No podemos quedarnos en los acontecimientos tristes. No podemos dejarnos embaucar por los nubarrones de la vida. Hay Alguien detrás de esas nubes: “el Sol que nos nace de lo alto” (Lc 1, 78). Se me viene a la cabeza un párrafo de la exhortación apostólica del Papa Francisco: «Comprendo a las personas que tienden a la tristeza por las graves dificultades que tienen que sufrir, pero poco a poco hay que permitir que la alegría de la fe comience a despertarse, como una secreta pero firme confianza, aun en medio de las peores angustias: «Me encuentro lejos de la paz, he olvidado la dicha […] Pero algo traigo a la memoria, algo que me hace esperar. Que el amor del Señor no se ha acabado, no se ha agotado su ternura. Mañana tras mañana se renuevan. ¡Grande es su fidelidad! […] Bueno es esperar en silencio la salvación del Señor» (Lm 3,17.21-23.26)». (La Alegría del Evangelio, número 6)

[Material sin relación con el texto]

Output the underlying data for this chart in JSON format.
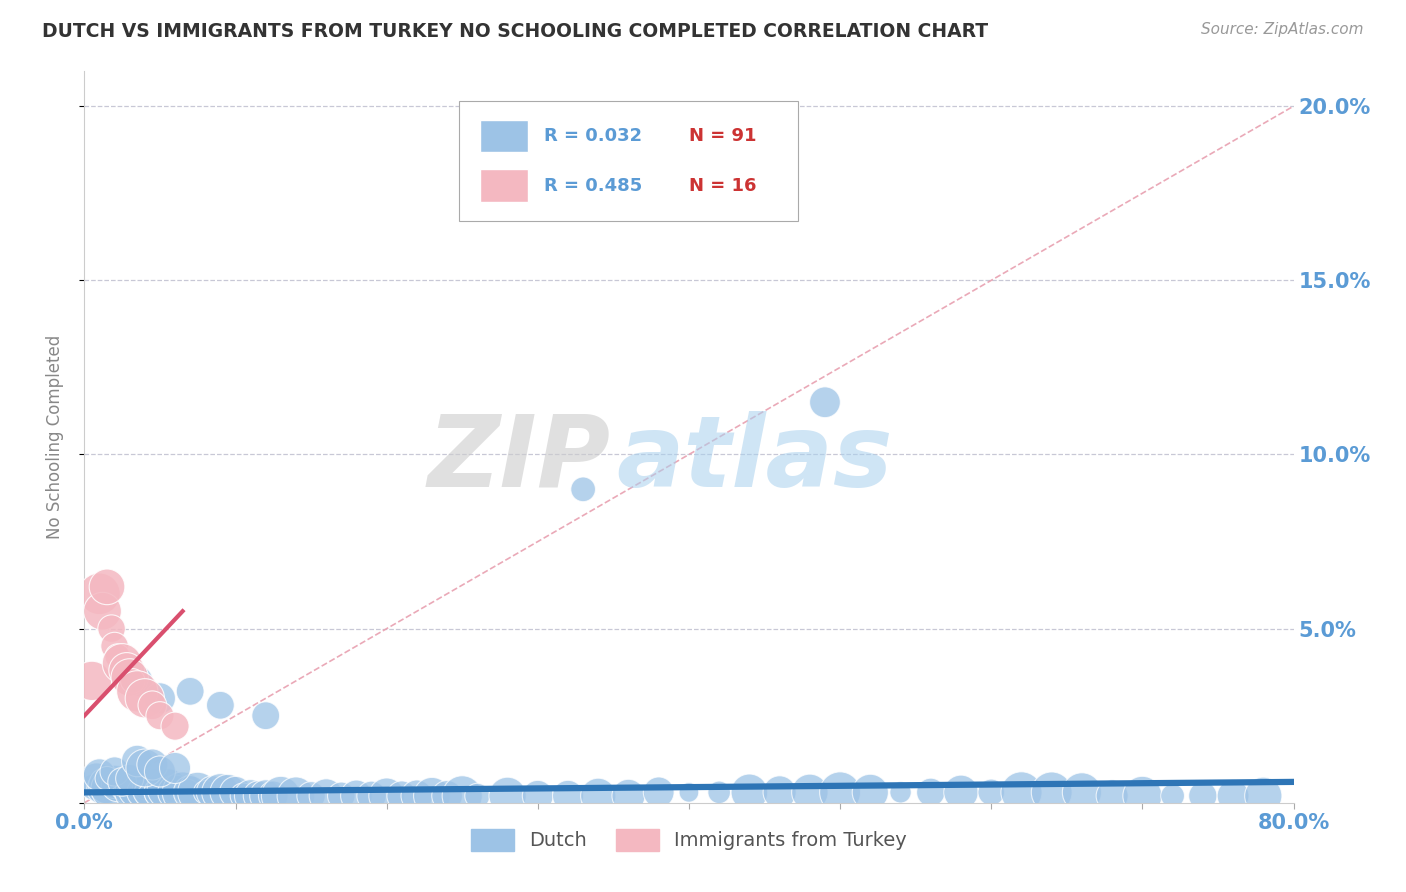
{
  "title": "DUTCH VS IMMIGRANTS FROM TURKEY NO SCHOOLING COMPLETED CORRELATION CHART",
  "source": "Source: ZipAtlas.com",
  "ylabel": "No Schooling Completed",
  "watermark_zip": "ZIP",
  "watermark_atlas": "atlas",
  "background_color": "#ffffff",
  "title_color": "#333333",
  "axis_label_color": "#5b9bd5",
  "grid_color": "#bbbbcc",
  "xlim": [
    0.0,
    0.8
  ],
  "ylim": [
    0.0,
    0.21
  ],
  "yticks": [
    0.0,
    0.05,
    0.1,
    0.15,
    0.2
  ],
  "ytick_labels": [
    "",
    "5.0%",
    "10.0%",
    "15.0%",
    "20.0%"
  ],
  "xtick_labels_show": [
    "0.0%",
    "80.0%"
  ],
  "dutch_color": "#9dc3e6",
  "turkey_color": "#f4b8c1",
  "trendline_dutch_color": "#2e75b6",
  "trendline_turkey_color": "#d94f6e",
  "diagonal_color": "#e8a0b0",
  "dutch_scatter_x": [
    0.005,
    0.008,
    0.012,
    0.015,
    0.018,
    0.02,
    0.022,
    0.025,
    0.028,
    0.03,
    0.032,
    0.035,
    0.038,
    0.04,
    0.042,
    0.045,
    0.048,
    0.05,
    0.055,
    0.058,
    0.06,
    0.065,
    0.068,
    0.07,
    0.075,
    0.08,
    0.085,
    0.09,
    0.095,
    0.1,
    0.105,
    0.11,
    0.115,
    0.12,
    0.125,
    0.13,
    0.14,
    0.15,
    0.16,
    0.17,
    0.18,
    0.19,
    0.2,
    0.21,
    0.22,
    0.23,
    0.24,
    0.25,
    0.26,
    0.28,
    0.3,
    0.32,
    0.34,
    0.36,
    0.38,
    0.4,
    0.42,
    0.44,
    0.46,
    0.48,
    0.5,
    0.52,
    0.54,
    0.56,
    0.58,
    0.6,
    0.62,
    0.64,
    0.66,
    0.68,
    0.7,
    0.72,
    0.74,
    0.76,
    0.78,
    0.01,
    0.015,
    0.02,
    0.025,
    0.03,
    0.33,
    0.49,
    0.035,
    0.04,
    0.045,
    0.05,
    0.06,
    0.035,
    0.05,
    0.07,
    0.09,
    0.12
  ],
  "dutch_scatter_y": [
    0.005,
    0.006,
    0.004,
    0.005,
    0.004,
    0.006,
    0.005,
    0.004,
    0.005,
    0.004,
    0.003,
    0.004,
    0.003,
    0.004,
    0.003,
    0.004,
    0.003,
    0.003,
    0.004,
    0.003,
    0.003,
    0.003,
    0.003,
    0.003,
    0.003,
    0.003,
    0.003,
    0.003,
    0.003,
    0.003,
    0.002,
    0.002,
    0.002,
    0.002,
    0.002,
    0.002,
    0.002,
    0.002,
    0.002,
    0.002,
    0.002,
    0.002,
    0.002,
    0.002,
    0.002,
    0.002,
    0.002,
    0.002,
    0.002,
    0.002,
    0.002,
    0.002,
    0.002,
    0.002,
    0.003,
    0.003,
    0.003,
    0.003,
    0.003,
    0.003,
    0.003,
    0.003,
    0.003,
    0.003,
    0.003,
    0.003,
    0.003,
    0.003,
    0.003,
    0.002,
    0.002,
    0.002,
    0.002,
    0.002,
    0.002,
    0.008,
    0.007,
    0.009,
    0.006,
    0.007,
    0.09,
    0.115,
    0.012,
    0.01,
    0.011,
    0.009,
    0.01,
    0.035,
    0.03,
    0.032,
    0.028,
    0.025
  ],
  "turkey_scatter_x": [
    0.005,
    0.01,
    0.012,
    0.015,
    0.018,
    0.02,
    0.022,
    0.025,
    0.028,
    0.03,
    0.032,
    0.035,
    0.04,
    0.045,
    0.05,
    0.06
  ],
  "turkey_scatter_y": [
    0.035,
    0.06,
    0.055,
    0.062,
    0.05,
    0.045,
    0.042,
    0.04,
    0.038,
    0.036,
    0.035,
    0.032,
    0.03,
    0.028,
    0.025,
    0.022
  ],
  "dutch_trendline_x": [
    0.0,
    0.8
  ],
  "dutch_trendline_y": [
    0.003,
    0.006
  ],
  "turkey_trendline_x": [
    0.0,
    0.065
  ],
  "turkey_trendline_y": [
    0.025,
    0.055
  ]
}
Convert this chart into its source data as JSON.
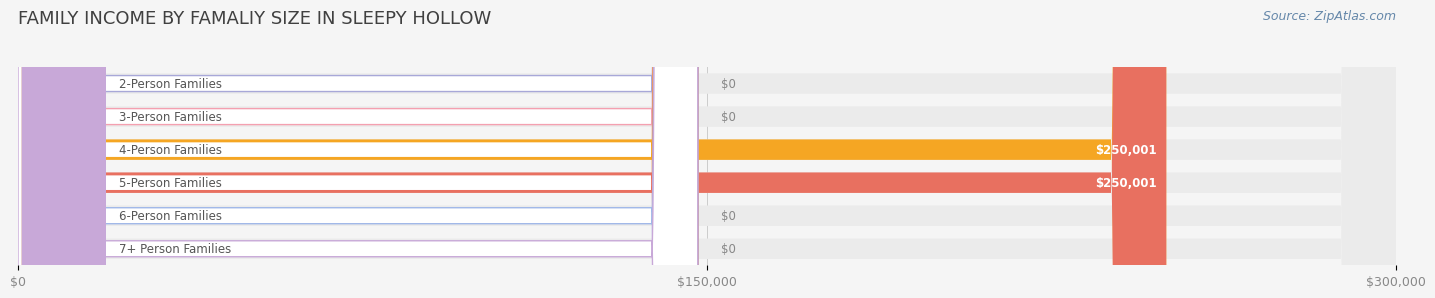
{
  "title": "FAMILY INCOME BY FAMALIY SIZE IN SLEEPY HOLLOW",
  "source": "Source: ZipAtlas.com",
  "categories": [
    "2-Person Families",
    "3-Person Families",
    "4-Person Families",
    "5-Person Families",
    "6-Person Families",
    "7+ Person Families"
  ],
  "values": [
    0,
    0,
    250001,
    250001,
    0,
    0
  ],
  "bar_colors": [
    "#a8a8d8",
    "#f4a0b0",
    "#f5a623",
    "#e87060",
    "#a0b8e8",
    "#c8a8d8"
  ],
  "xlim": [
    0,
    300000
  ],
  "xtick_labels": [
    "$0",
    "$150,000",
    "$300,000"
  ],
  "background_color": "#f5f5f5",
  "bar_bg_color": "#ebebeb",
  "title_fontsize": 13,
  "source_fontsize": 9,
  "tick_fontsize": 9,
  "label_fontsize": 8.5,
  "value_fontsize": 8.5,
  "bar_height": 0.62,
  "figsize": [
    14.06,
    3.05
  ],
  "dpi": 100
}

Hay muchos rayos de luz en nuestras vidas. No quiero quedarme solo en las noticias tristes. El amor del Señor no ha cesado, y su luz sigue iluminando nuestro mundo. Aprender a descubrir esa luz en la vida cotidiana, en tantas personas que son luz, que transmiten luz con su forma de vivir. Como nos dice el Papa Francisco:
«Es la alegría que se vive en medio de las pequeñas cosas de la vida cotidiana, como respuesta a la afectuosa invitación de nuestro Padre Dios.» (La alegría del evangelio, 4).
La fe me da paz, y también me da seguridad (Heb 11,1) en este mundo incierto e inseguro. La fe me ayuda a descubrir el Sol en mitad de los nubarrones de la vida.